Nicht alles ist in Georg Schmiedleitners Inszenierung so real, wie es scheint, die Zeitebenen schieben sich ineinander. Sie führen jene Erinnerungen zusammen, von denen die Menschen in Maja Haderlaps Engel des Vergessens geprägt sind: die Überlebensstrategien der Großmutter im Konzentrationslager Ravensbrück; die Folterungen der NS-Schergen in den Kärntner Bergen, aber auch das slapstickhafte Suchen mit der Antenne nach dem slowenischen Fernsehkanal.

Der mit dem Bachmann-Preis ausgezeichnete Text (eher eine sinnliche autobiografische Erzählung als ein Roman) zeigt, wie sehr sich die Spuren von Verfolgung, Missachtung und Kränkung in eine Familiengeschichte eingravieren können. Angehörige der slowenischen Volksgruppe waren während des NS-Regimes ihres Lebens nicht sicher. In den Wäldern leisteten Partisanen bewaffneten Widerstand.
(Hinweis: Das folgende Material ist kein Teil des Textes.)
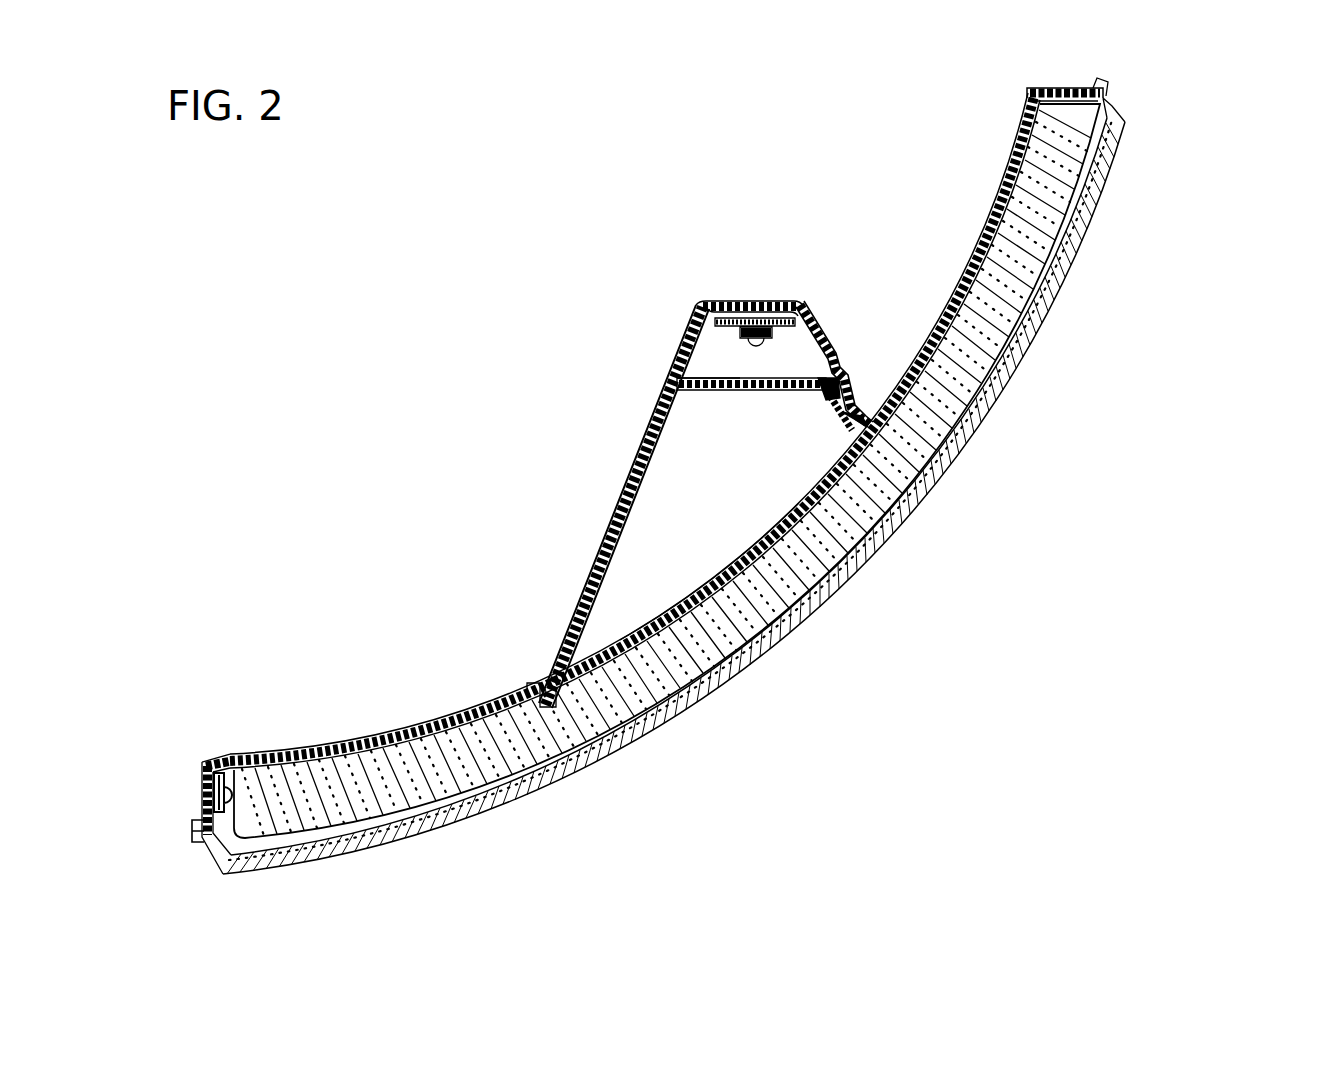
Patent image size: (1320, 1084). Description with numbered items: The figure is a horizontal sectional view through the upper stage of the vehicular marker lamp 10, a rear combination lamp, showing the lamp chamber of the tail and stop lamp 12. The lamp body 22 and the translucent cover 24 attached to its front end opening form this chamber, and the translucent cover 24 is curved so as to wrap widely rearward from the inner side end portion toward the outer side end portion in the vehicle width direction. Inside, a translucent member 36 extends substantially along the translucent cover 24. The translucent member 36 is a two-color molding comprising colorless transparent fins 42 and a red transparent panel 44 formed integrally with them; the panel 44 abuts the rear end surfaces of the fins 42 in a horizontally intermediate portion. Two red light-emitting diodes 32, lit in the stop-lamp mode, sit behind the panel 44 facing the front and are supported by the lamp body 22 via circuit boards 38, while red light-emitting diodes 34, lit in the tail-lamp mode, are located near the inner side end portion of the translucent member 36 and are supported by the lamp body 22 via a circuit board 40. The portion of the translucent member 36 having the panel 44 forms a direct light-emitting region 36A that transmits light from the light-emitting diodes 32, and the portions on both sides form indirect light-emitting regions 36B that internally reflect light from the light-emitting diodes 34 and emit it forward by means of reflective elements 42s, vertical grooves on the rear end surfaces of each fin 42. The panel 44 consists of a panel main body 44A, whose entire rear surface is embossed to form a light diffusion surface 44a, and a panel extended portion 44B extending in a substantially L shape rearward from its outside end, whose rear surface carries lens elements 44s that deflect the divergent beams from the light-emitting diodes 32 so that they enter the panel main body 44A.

The vehicular marker lamp 10 is at (1150, 592).
The tail and stop lamp 12 is at (938, 579).
The lamp body 22 is at (608, 511).
The translucent cover 24 is at (980, 468).
The light-emitting diodes 32 is at (780, 342).
The light-emitting diodes 34 is at (257, 773).
The translucent member 36 is at (847, 693).
The direct light-emitting region 36A is at (815, 603).
The indirect light-emitting regions 36B is at (1044, 292).
The circuit boards 38 is at (775, 305).
The circuit board 40 is at (199, 790).
The fins 42 is at (679, 702).
The reflective elements 42s is at (967, 258).
The panel 44 is at (718, 608).
The panel main body 44A is at (673, 606).
The panel extended portion 44B is at (747, 392).
The light diffusion surface 44a is at (748, 553).
The lens elements 44s is at (730, 373).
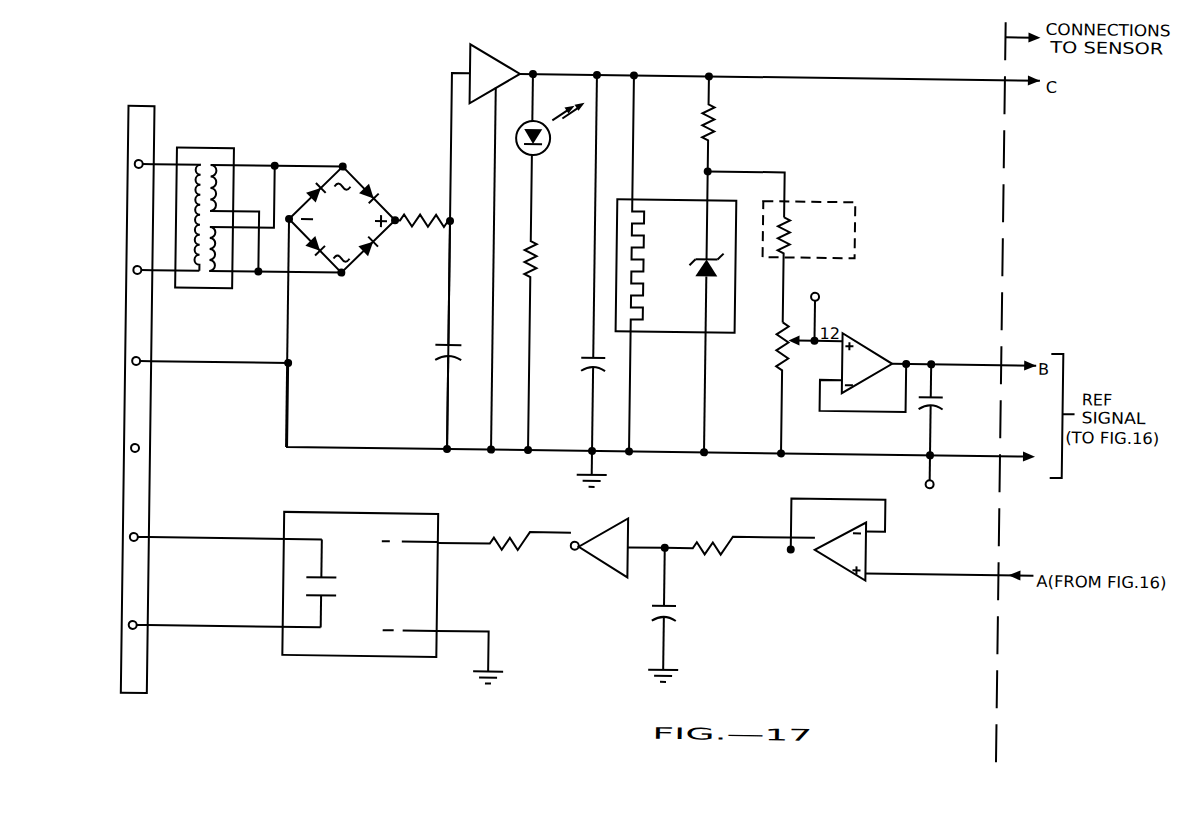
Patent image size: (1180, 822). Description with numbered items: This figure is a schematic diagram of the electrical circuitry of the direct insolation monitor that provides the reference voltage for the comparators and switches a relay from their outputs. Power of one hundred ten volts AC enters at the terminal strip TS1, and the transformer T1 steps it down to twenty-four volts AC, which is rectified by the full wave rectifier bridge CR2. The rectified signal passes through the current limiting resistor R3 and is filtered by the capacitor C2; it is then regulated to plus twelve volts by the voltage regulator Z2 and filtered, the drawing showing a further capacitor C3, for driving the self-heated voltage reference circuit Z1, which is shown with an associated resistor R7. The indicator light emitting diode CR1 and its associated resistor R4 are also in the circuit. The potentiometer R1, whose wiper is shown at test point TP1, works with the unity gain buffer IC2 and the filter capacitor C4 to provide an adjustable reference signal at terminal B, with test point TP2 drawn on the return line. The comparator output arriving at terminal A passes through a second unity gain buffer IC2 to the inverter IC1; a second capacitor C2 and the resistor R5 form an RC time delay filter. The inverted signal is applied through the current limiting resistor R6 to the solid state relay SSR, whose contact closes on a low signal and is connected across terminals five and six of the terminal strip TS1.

The terminal strip TS1 is at (88, 388).
The transformer T1 is at (259, 206).
The full wave rectifier bridge CR2 is at (341, 305).
The current limiting resistor R3 is at (423, 207).
The voltage regulator Z2 is at (502, 74).
The indicator light CR1 is at (554, 129).
The resistor R4 is at (545, 303).
The capacitor C2 is at (544, 451).
The capacitor 5uF C3 is at (571, 280).
The self-heated voltage reference circuit Z1 is at (676, 264).
The resistor 100K R7 is at (809, 262).
The test point 1 TP1 is at (805, 309).
The potentiometer R1 is at (775, 388).
The unity gain buffer IC2 is at (913, 466).
The filter capacitor C4 is at (955, 408).
The test point 2 TP2 is at (949, 480).
The solid state relay SSR is at (382, 598).
The current limiting resistor R6 is at (505, 526).
The inverter IC1 is at (617, 548).
The resistor R5 is at (739, 551).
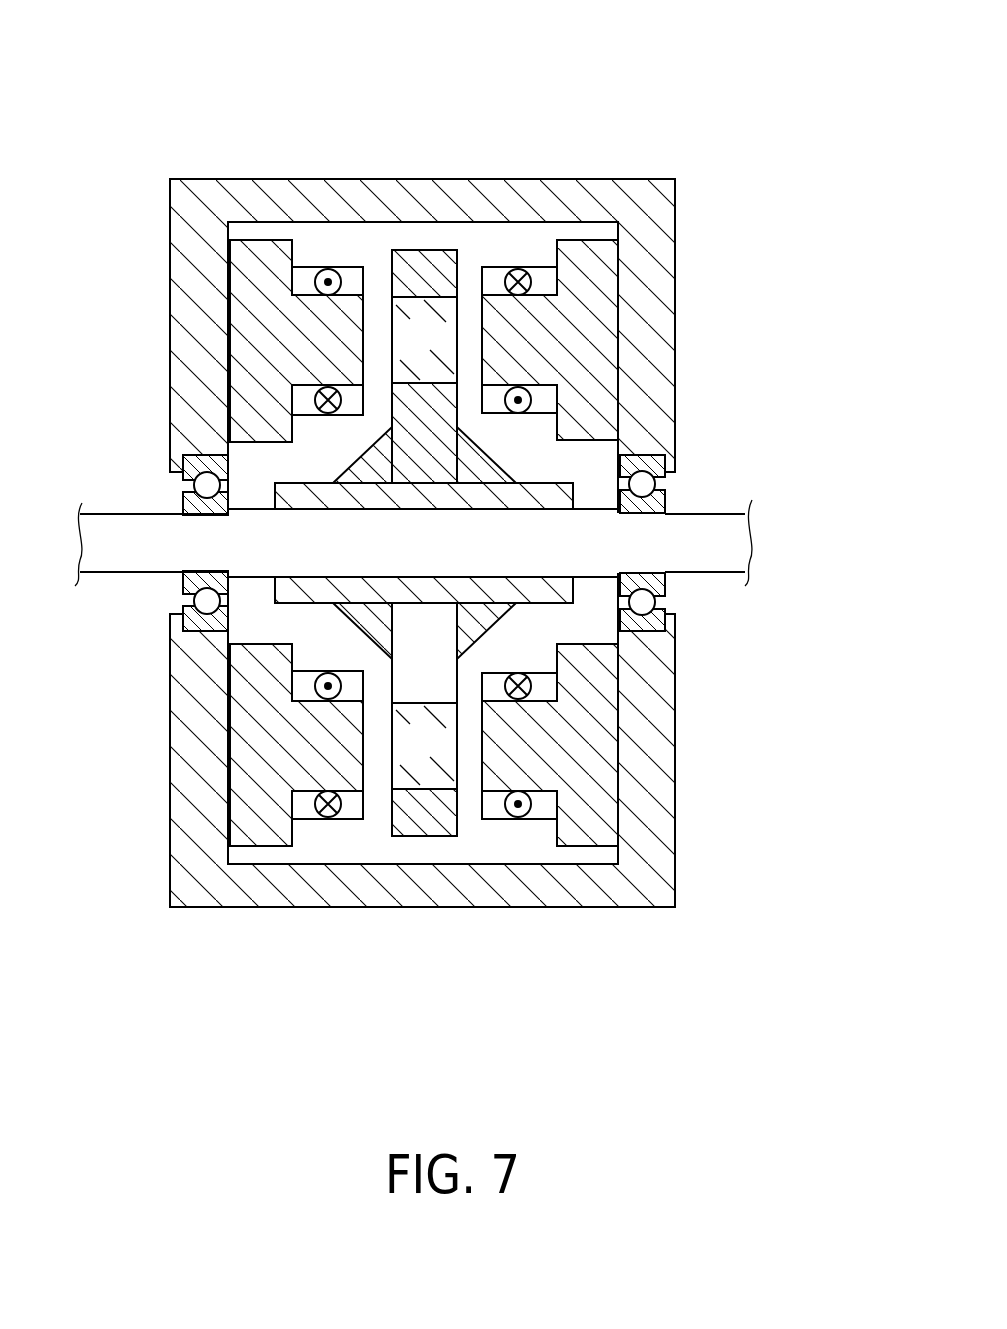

Im Akademietheater, wo die Uraufführung der Bühnenfassung (Haderlap, Schmiedleitner) am Dienstag stattfand, entfalten diese Wälder als Dickicht wild zusammengenagelter Bretter ihre gespenstische Wirkung (Bühne: Volker Hintermeier), ragen gar über das Bühnenportal hinaus. Diese oft in düsteres Licht getauchten Holzgitter verhelfen der insgesamt allzu im Handwerklichen verbleibenden Inszenierung zu schönen Tableaus. Im Inneren aber lässt der Abend die Sinnlichkeit und die irritierenden Schwebezustände des Lebens missen, die der Haderlap’sche Text sehr wohl heraufbeschwört.

Western-Anklänge

Papas (Bloéb) Erzählungen aus dem Partisanenlager und seine Selbstmorddrohungen will keiner mehr hören, schon gar nicht dessen Frau (kühl-korrekt: Petra Morzé). Die Zumutungen des Vergessenseins, der Missachtung ziehen Grobheiten nach sich, die Bloéb allzu sehr ausstellt, seine Rolle weist über den wankenden Alkoholiker nicht hinaus, der sein "Schicksal" aus guten Gründen ertränken möchte: Als Zwölfjähriger wurde er von SS-Schergen gefoltert, an einen Baum gehängt, bis er bewusstlos wurde. Über der Erde hängend, das ist ja auch schon der halbe Weg hinauf in den Himmel.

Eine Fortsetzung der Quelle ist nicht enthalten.